The newly established scientific discipline of complexity science is concerned with studying huge sets of relationships among entities, to make sense of the complex interrelationships within a particular structure or phenomenon. Several new scenarios from sciences or everyday life benefit from formulating a relationship-network between entities as a graph. A typical application scenario for complexity science is network structures in biology. This is because the life functions are organized in a relationship of interacting elements and chemical compounds, forming super complex networks of reactions carried out all over the entire life form. Biologist often semantically organize those networks by segmenting them into sub-networks, known as ‘pathways’, through corresponding types of functionality. Pathways thus form sets of graphs containing dozens of chemical elements representing a particular element of life. For example, ‘Glycolysis’ is a metabolic pathway that decomposes glucose and releases free energy by generating molecules ATP, which is known as a molecular unit of currency for intracellular energy transfer. Unfortunately, this molecular unit is involved in a large number of biological reactions, which leads to the challenge of network visualizations in high quality.
The main challenge in BioNetIllustration is because, in living systems, one molecule is commonly involved in several distinct physiological functions. Initially, biochemists can study pathways primarily for one scenario; they only marginally considered their modification in the context of other roles of that molecule in physiology. The roles of molecules are summarized in pathway diagrams, which are abstract, hierarchically nested and complex across multiple scales, and thus pose significant challenges to comprehend the fundamental reactions. Recently, multiple roles of one molecule are further examined, and the corresponding simulation methods are substantially proposed due to the increasing size of the networks and the development of analysis techniques. Automatic layout algorithms thus become indispensable in the sense that manually creating diagrams of large networks is a very time-consuming or an impractical task, due to the fast data change and the corresponding layout updates. For example, glucose is traditionally considered as a supply of energy, while it is nowadays demonstrated that it also affects cancer metabolism. The pathway designers would need to deliberately move the glucose to a new position in the diagram based on its changed functionalities. Those changes may disturb setting up and revising the mental models of scientists and the public since it induces a significant update of the existing knowledge a person owns.

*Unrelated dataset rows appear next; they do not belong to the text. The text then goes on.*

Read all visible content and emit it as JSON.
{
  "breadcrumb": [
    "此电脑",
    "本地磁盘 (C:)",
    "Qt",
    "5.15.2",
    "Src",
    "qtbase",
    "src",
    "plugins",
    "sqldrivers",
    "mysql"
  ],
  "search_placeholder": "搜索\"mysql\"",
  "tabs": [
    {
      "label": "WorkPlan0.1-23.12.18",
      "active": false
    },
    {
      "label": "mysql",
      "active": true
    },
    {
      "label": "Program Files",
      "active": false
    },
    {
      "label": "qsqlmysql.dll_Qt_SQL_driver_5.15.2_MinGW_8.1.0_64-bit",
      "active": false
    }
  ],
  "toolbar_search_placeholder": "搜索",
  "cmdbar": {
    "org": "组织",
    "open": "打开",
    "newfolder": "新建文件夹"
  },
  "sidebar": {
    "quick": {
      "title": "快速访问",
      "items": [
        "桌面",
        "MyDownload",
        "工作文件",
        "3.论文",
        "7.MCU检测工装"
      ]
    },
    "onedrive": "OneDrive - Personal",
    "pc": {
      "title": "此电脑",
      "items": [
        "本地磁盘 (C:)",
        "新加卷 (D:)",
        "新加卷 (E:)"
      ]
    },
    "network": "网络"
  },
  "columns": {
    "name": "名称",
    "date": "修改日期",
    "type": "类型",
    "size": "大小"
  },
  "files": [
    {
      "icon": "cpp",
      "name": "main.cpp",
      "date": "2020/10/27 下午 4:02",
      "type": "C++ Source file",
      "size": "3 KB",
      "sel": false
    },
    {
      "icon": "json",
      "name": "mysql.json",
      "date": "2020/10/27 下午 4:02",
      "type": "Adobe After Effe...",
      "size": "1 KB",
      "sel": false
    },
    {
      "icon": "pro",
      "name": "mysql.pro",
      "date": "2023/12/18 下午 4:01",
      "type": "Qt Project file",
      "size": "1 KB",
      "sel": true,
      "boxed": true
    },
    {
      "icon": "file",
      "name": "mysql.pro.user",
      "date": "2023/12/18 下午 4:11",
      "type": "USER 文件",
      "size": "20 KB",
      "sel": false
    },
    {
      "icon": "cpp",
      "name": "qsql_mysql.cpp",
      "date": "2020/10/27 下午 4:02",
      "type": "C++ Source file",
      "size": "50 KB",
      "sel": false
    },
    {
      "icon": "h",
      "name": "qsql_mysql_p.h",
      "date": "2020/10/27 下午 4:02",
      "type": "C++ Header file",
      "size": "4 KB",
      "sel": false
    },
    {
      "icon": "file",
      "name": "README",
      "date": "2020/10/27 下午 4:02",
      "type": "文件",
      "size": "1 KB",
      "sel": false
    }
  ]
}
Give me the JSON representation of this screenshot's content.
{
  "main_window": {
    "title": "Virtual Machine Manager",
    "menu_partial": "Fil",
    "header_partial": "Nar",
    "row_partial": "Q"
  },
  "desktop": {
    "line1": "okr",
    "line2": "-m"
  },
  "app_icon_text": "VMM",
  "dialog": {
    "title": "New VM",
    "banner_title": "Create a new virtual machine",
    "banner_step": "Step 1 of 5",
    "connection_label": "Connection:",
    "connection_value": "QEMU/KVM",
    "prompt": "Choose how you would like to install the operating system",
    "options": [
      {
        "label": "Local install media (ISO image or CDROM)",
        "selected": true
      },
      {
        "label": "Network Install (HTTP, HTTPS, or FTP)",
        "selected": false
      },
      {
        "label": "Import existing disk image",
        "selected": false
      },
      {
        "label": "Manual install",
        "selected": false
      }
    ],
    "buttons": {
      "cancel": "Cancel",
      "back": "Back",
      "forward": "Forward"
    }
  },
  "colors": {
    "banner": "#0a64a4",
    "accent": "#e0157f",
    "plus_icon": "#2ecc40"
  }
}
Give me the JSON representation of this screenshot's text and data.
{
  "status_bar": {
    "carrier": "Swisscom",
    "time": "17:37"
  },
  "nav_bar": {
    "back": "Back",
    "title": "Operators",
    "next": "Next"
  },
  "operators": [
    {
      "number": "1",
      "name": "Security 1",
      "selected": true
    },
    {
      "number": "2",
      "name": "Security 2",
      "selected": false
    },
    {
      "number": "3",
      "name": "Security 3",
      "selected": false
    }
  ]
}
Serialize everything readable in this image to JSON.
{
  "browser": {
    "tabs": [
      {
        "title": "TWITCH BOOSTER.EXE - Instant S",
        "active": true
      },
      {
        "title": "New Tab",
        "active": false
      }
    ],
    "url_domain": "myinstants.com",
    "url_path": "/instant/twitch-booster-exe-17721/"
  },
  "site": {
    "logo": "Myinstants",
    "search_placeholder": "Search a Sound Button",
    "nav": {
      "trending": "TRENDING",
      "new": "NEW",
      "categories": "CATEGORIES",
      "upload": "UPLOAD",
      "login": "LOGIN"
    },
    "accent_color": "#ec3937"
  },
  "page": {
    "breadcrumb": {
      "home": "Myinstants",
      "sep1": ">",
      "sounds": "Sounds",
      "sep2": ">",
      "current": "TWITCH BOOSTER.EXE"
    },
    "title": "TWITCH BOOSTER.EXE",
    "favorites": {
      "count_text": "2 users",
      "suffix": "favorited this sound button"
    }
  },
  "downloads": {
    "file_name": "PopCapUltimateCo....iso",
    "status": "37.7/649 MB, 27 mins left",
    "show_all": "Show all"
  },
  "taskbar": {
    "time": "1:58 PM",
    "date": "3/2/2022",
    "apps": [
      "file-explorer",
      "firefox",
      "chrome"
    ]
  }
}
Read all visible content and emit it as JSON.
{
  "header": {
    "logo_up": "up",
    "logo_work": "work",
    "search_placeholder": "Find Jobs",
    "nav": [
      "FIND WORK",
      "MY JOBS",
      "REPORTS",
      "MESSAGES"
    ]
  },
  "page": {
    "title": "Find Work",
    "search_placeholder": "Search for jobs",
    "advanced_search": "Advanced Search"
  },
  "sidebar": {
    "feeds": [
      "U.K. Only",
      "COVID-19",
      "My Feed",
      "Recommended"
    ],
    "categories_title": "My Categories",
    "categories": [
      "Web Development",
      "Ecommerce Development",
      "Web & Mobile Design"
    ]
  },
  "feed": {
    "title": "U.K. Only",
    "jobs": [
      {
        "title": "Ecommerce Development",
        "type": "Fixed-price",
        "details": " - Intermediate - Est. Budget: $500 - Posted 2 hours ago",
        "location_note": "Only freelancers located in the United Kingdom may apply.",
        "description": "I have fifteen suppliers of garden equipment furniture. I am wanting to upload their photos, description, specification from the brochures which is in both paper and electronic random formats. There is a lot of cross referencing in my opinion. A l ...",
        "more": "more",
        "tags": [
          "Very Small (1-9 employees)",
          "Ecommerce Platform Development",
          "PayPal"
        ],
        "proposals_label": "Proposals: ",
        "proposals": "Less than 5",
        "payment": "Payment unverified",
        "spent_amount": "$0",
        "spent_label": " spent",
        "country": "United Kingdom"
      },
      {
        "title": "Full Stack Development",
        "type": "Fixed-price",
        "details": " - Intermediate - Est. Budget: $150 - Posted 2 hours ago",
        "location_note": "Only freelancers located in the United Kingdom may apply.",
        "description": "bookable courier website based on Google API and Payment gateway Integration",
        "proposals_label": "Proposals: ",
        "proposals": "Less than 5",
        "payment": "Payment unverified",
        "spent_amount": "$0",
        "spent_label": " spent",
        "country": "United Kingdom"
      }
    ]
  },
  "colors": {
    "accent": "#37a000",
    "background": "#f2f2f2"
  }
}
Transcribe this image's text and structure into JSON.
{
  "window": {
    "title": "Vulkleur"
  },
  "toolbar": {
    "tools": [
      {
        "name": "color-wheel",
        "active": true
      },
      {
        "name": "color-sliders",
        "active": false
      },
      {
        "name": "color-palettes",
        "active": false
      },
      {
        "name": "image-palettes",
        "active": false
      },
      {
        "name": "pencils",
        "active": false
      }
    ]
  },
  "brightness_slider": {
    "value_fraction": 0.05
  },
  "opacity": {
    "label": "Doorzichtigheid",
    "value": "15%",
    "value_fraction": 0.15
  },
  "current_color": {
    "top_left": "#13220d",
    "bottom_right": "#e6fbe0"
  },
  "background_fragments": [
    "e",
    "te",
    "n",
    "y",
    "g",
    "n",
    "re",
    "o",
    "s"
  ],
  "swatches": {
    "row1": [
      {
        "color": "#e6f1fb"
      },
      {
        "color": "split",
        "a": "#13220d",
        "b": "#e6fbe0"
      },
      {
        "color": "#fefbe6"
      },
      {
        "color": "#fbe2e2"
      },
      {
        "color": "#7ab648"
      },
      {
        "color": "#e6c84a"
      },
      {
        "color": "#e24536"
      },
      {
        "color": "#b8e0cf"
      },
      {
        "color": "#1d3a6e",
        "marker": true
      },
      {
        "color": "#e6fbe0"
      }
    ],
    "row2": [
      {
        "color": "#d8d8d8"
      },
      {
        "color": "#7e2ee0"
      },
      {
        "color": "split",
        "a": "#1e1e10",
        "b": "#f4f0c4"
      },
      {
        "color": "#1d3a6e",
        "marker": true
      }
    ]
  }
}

The primary goal of the BioNetIllustration project in visualization is to intuitively support the comprehensive understanding of relationships among biological networks using interactively computed illustrations. The goal includes (1) on algorithmic layout customization of complex networks, (2) on automatic generation of hand-drawn like illustrations, (3) on smooth transitions between (1) and (2) across multiple levels of detail, and (4) on formulating them to be computationally efficient. The outcome of this research will be a set of new visualization techniques for effective and expressive network illustrations to convey the process and its spatial context in an intuitive form.
After the investigation, the BioNetIllustration project successfully formulated the human-preferred design criteria into algorithmic constraints and thus provided more intuitive understanding visualization on the biological datasets. This is appreciated with the collaborations with several domain experts, including biologists, illustrators, pathway database providers, as well as system users. We, therefore, investigate our research questions and assumptions, and demonstrate the feasibility of the developed techniques through the project.